Health checks
Nagios and the giant text file
The first real monitoring tool was Nagios. It ran on the admin box alongside everything else. We used it for health checks and for rudimentary metrics; each health check update sent a small piece of usage data along with it. Nagios is written in Perl, and at the time it kept its entire database in a single text file calledindex. Every metric, every health check result, everything went into that one file. Updates happened via regex. It worked for a while.
Around 300 VMs, it stopped working. Parsing a multi-gigabyte text file on every update got painfully slow. EBS performance at the time didn’t help either. We disabled the metrics part to buy time, but it wasn’t enough.
Angel and Pub/Sub
We evaluated a few alternatives, but they all had the same fundamental problem: centralization that would eventually fall over at our scale. This was around the time Go was blowing up, and we were rewriting a lot of internal tools in it. So we built Angel: a custom health check service written in Go, using BoltDB for storage. Everything in a single binary, everything in memory. And with Google Pub/Sub as the transport layer between hosts and Angel. With Nagios, hosts sent health checks directly over HTTP. If the server went down for a restart, clients had to retry. Those clients are customer workloads running on resources they’re paying for. Unnecessary backpressure from our own monitoring infrastructure isn’t acceptable. With Pub/Sub in the middle, hosts publish to a topic and Angel subscribes. If Angel restarts, messages buffer in Pub/Sub and get consumed when it comes back. No retries, no backpressure on customer resources. We’ve been running it for years without a single hiccup. It’s remarkably cheap for the amount of data it handles. We considered self-hosted Kafka, but Pub/Sub won on cost and reliability. The migration was smooth because we reused the Nagios protocol. Angel initially exposed an HTTP endpoint that spoke the same format: text-based, same exit codes, same field structure. It also consumed from Pub/Sub simultaneously. We switched hosts over to Pub/Sub, then decommissioned the HTTP endpoint. All the Puppet configuration and existing health check scripts stayed the same. We still use the Nagios protocol today. It’s text-based, easy to understand, and every health check script we’ve ever written speaks it.Angel today
Angel is still a single Go binary. It runs on 8 vCPUs and 32 GB of RAM, with everything in memory. It handles health checks for thousands of VMs across all our regions. We kept it focused on health checks only. Early on, we tried having it handle metrics too, but we’d have ended up with the same scaling problems we had with Nagios. Separating concerns was the right call. Pub/Sub also means we can restart Angel without backpressure on customer workloads. That’s been critical for keeping the monitoring layer invisible to customers.Metrics
Munin
While Nagios handled health checks, we added Munin for metrics and graphs. Also on the admin box. The graphs were generated and stored locally, and we’d share them with customers as screenshots when needed. Munin wasn’t super stable. I remember frequently having to investigate missing data, holes in graphs where collection had gotten stuck. It was fine for what it was, but not something we could rely on for real-time decisions. Mostly we’d look at it after the fact, when something had already gone wrong.Grafana (2018)

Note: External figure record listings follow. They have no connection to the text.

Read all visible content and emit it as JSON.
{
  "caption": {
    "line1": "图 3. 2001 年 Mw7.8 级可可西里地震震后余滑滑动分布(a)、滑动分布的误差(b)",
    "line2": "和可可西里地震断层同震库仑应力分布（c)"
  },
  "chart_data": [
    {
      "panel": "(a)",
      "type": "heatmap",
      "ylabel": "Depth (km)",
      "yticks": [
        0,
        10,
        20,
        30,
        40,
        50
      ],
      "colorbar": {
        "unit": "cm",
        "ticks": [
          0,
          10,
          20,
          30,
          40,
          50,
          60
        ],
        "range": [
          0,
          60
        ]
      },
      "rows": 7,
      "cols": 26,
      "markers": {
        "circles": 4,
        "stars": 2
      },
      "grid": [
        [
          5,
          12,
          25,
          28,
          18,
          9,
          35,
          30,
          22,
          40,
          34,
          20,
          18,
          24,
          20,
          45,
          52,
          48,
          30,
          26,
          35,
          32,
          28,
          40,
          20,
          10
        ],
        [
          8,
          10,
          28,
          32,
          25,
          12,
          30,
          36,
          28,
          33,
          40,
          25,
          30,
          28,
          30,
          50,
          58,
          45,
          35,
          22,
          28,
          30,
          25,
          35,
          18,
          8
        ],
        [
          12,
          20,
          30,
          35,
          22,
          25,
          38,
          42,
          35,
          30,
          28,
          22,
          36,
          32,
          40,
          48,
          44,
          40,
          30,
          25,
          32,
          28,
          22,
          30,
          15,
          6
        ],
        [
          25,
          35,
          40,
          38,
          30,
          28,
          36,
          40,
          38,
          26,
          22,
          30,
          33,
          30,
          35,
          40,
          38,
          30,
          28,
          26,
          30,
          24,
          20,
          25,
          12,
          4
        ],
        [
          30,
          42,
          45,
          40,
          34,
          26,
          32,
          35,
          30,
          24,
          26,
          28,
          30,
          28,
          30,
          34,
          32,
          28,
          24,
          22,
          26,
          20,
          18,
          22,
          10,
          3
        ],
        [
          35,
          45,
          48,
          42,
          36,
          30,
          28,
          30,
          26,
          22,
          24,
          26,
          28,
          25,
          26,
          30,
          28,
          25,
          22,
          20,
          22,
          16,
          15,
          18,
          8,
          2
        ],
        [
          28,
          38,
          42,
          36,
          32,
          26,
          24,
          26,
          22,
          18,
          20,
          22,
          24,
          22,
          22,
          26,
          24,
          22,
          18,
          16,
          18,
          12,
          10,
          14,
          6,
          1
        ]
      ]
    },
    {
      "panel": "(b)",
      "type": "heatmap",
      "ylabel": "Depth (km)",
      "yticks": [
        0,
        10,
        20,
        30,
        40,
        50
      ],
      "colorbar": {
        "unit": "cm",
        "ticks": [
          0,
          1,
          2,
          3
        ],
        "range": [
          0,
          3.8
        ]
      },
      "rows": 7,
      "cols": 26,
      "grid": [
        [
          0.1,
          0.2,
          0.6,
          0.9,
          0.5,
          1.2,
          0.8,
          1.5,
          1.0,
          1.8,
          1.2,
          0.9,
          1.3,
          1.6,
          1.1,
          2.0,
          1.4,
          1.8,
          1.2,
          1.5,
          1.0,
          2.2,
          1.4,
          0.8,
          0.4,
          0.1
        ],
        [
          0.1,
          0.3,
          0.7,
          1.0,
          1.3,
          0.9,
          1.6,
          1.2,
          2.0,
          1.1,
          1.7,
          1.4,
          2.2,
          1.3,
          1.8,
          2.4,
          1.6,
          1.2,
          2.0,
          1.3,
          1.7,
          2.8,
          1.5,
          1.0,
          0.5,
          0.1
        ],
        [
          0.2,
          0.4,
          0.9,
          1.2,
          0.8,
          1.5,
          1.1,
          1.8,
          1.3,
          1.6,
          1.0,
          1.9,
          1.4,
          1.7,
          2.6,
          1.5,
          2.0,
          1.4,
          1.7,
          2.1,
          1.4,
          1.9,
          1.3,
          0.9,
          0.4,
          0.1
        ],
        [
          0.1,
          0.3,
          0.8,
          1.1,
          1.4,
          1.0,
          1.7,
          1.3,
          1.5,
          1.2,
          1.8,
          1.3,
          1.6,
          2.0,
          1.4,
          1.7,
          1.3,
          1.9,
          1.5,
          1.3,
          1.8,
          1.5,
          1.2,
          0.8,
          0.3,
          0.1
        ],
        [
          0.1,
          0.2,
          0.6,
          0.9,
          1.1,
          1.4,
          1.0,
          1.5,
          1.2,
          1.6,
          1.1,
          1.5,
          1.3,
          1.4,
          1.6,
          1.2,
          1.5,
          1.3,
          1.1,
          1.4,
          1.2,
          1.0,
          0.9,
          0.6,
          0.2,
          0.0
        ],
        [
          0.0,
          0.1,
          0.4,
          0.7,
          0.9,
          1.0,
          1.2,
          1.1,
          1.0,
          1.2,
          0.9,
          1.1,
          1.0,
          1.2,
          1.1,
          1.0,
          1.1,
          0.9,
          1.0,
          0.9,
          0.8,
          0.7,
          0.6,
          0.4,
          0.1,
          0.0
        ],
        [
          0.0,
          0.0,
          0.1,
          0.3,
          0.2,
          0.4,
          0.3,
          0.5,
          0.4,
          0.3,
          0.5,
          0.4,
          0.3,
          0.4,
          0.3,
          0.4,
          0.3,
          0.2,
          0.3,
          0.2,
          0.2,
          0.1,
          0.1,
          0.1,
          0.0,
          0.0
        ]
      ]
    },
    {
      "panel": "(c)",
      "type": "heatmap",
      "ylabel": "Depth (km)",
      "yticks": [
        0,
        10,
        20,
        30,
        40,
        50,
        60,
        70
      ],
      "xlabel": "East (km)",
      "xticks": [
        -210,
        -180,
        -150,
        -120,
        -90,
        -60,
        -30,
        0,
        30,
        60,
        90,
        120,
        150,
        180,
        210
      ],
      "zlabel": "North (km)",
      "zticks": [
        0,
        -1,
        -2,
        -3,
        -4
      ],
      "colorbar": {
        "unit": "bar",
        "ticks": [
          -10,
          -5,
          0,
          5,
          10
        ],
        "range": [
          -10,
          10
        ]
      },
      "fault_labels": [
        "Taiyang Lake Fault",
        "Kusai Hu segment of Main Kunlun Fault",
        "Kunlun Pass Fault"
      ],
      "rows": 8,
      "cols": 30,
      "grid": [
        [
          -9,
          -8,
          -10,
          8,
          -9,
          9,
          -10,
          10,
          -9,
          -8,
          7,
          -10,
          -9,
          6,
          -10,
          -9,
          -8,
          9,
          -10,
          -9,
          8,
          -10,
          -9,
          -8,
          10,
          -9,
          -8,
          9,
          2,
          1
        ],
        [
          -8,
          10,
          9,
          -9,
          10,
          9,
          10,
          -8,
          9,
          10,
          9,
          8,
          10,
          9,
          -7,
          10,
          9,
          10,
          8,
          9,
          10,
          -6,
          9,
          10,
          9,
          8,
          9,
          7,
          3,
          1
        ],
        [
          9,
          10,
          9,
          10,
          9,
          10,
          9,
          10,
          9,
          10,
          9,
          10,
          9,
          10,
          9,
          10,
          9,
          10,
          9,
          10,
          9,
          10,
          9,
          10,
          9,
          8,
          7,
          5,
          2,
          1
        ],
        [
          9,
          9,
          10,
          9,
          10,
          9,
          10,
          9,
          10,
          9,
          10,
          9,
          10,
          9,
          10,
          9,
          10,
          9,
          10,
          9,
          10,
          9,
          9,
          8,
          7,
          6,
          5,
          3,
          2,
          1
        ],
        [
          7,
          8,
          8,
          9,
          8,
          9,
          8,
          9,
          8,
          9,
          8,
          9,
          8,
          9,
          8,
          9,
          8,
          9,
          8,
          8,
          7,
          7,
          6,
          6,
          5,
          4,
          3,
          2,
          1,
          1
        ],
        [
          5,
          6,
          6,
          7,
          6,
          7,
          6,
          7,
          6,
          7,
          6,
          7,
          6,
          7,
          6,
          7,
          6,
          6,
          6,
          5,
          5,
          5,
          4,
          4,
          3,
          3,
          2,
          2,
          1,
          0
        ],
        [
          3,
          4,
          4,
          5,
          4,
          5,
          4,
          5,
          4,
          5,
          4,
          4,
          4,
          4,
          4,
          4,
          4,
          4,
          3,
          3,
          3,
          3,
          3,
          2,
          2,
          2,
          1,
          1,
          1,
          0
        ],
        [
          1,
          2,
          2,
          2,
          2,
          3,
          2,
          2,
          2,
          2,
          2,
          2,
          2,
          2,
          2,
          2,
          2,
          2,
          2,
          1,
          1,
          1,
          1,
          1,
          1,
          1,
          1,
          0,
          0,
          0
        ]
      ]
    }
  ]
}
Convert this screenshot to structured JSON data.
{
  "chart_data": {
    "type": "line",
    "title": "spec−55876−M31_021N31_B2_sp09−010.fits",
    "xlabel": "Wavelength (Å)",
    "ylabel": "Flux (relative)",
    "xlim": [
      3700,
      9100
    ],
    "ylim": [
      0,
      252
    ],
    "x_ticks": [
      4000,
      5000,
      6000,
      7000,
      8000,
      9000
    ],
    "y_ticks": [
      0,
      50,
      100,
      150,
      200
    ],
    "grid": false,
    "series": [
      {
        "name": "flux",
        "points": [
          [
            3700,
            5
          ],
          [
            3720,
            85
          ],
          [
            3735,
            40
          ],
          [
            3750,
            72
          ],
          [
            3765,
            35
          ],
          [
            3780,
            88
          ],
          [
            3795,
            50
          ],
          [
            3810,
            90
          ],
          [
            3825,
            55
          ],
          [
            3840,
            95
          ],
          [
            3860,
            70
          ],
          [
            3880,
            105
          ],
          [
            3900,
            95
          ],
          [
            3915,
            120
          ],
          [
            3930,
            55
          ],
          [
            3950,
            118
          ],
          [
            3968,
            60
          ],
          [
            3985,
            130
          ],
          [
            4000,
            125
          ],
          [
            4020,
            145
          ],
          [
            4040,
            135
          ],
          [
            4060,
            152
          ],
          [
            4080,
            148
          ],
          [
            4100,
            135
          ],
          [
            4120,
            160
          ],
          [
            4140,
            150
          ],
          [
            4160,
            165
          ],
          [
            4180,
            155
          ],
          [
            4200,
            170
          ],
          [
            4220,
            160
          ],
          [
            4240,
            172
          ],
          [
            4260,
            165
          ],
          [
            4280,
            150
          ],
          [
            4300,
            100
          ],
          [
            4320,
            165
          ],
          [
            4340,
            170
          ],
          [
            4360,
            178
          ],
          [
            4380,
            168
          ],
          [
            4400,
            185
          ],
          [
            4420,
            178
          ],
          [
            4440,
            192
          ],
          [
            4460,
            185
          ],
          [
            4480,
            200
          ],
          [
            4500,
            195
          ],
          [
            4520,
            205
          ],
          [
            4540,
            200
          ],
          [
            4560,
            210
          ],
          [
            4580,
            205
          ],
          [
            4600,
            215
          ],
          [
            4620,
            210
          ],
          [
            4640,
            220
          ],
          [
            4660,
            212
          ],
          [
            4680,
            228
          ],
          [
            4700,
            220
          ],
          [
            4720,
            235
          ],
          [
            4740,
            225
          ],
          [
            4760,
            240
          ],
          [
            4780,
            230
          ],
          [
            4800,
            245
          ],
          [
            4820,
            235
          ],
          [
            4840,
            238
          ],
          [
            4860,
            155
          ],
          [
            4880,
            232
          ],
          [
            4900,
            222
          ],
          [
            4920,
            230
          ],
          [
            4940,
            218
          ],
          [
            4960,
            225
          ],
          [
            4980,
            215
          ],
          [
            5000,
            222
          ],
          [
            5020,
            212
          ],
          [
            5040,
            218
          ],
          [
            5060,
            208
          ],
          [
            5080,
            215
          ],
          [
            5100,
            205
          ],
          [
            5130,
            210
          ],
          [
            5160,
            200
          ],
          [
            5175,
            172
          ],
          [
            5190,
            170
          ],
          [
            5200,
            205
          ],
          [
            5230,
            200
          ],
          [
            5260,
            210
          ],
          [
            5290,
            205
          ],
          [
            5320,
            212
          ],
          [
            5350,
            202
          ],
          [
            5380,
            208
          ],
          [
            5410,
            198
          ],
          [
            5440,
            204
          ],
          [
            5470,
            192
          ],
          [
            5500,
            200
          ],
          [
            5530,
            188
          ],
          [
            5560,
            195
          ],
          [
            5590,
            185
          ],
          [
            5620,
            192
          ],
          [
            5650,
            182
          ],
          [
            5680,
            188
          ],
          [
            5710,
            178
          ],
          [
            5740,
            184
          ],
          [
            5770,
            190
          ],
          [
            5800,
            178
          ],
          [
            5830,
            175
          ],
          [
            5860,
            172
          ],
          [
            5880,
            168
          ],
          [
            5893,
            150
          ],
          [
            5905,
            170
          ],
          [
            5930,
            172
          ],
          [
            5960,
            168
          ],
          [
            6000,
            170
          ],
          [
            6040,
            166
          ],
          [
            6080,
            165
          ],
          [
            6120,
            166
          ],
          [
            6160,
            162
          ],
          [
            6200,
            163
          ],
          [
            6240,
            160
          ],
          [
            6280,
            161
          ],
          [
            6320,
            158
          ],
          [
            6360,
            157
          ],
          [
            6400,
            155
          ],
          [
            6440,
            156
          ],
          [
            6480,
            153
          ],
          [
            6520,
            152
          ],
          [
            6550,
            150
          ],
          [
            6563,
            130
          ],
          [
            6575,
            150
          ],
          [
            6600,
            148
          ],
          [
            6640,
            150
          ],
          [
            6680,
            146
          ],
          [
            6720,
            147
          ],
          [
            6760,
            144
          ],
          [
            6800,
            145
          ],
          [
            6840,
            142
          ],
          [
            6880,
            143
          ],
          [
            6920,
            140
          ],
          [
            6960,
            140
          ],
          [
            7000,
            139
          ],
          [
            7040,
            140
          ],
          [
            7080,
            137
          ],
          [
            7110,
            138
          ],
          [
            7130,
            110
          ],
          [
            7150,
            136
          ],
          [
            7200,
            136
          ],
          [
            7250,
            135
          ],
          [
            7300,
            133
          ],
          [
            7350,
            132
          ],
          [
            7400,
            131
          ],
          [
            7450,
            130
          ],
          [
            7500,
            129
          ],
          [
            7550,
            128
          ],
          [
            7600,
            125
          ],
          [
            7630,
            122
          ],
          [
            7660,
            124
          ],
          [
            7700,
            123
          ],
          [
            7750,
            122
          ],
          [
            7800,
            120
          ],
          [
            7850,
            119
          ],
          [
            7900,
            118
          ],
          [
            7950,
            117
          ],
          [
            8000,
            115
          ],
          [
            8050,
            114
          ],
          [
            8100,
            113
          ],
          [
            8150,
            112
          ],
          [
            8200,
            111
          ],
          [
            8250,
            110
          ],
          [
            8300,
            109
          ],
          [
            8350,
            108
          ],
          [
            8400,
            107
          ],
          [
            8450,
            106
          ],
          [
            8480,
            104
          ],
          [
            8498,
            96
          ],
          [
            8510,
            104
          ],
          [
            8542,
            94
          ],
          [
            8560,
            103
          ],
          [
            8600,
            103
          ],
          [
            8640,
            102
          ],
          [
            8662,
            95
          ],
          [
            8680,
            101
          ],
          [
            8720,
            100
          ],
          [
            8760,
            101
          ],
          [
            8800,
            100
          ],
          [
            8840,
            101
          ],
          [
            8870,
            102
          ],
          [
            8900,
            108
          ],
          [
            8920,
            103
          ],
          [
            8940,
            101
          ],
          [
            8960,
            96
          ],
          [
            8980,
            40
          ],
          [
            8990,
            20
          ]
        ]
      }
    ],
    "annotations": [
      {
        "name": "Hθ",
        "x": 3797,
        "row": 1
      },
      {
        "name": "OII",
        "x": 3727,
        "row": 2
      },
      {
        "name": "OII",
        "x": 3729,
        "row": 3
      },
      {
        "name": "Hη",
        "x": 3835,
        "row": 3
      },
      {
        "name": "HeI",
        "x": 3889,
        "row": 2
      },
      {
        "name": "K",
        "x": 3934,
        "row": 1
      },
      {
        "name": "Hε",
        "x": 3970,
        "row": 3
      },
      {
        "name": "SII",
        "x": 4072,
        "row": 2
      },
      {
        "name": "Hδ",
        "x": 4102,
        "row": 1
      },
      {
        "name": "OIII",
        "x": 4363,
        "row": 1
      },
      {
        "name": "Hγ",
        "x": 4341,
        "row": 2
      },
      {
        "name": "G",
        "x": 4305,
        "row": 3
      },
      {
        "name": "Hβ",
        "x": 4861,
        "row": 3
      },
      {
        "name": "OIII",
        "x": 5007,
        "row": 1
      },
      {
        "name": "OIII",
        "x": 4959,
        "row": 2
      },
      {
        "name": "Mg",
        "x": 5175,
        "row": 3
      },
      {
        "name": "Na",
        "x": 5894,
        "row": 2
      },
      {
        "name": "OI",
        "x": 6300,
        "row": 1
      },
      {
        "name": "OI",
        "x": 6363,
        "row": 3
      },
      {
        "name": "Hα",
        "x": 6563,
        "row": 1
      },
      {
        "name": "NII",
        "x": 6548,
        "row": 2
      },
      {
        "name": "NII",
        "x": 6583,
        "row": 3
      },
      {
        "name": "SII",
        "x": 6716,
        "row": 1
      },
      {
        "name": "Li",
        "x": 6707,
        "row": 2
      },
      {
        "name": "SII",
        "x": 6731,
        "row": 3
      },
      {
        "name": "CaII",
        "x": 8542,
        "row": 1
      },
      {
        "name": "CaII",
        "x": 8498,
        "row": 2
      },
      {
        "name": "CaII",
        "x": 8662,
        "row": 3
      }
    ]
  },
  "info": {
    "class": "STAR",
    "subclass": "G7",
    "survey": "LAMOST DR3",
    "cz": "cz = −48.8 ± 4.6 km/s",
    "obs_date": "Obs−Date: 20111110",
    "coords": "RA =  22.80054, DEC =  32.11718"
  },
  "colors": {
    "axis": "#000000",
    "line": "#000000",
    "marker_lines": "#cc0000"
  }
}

In 2018, we set up Grafana to replace Munin as the metrics frontend. We applied the same migration pattern we’d used for health checks: keep the collection, change the backend. We’re still running munin-node on every host for local metric collection. A custom script calledplatform-munin-report transforms the Munin output into a format Grafana can consume. The collection infrastructure from the early days is the same. We swapped the visualization layer.
For Dedicated customers, the Grafana dashboards were useful. On the grid side, the metrics situation was honestly weaker. We were mostly reactive, looking at the data after a support ticket came in, not before.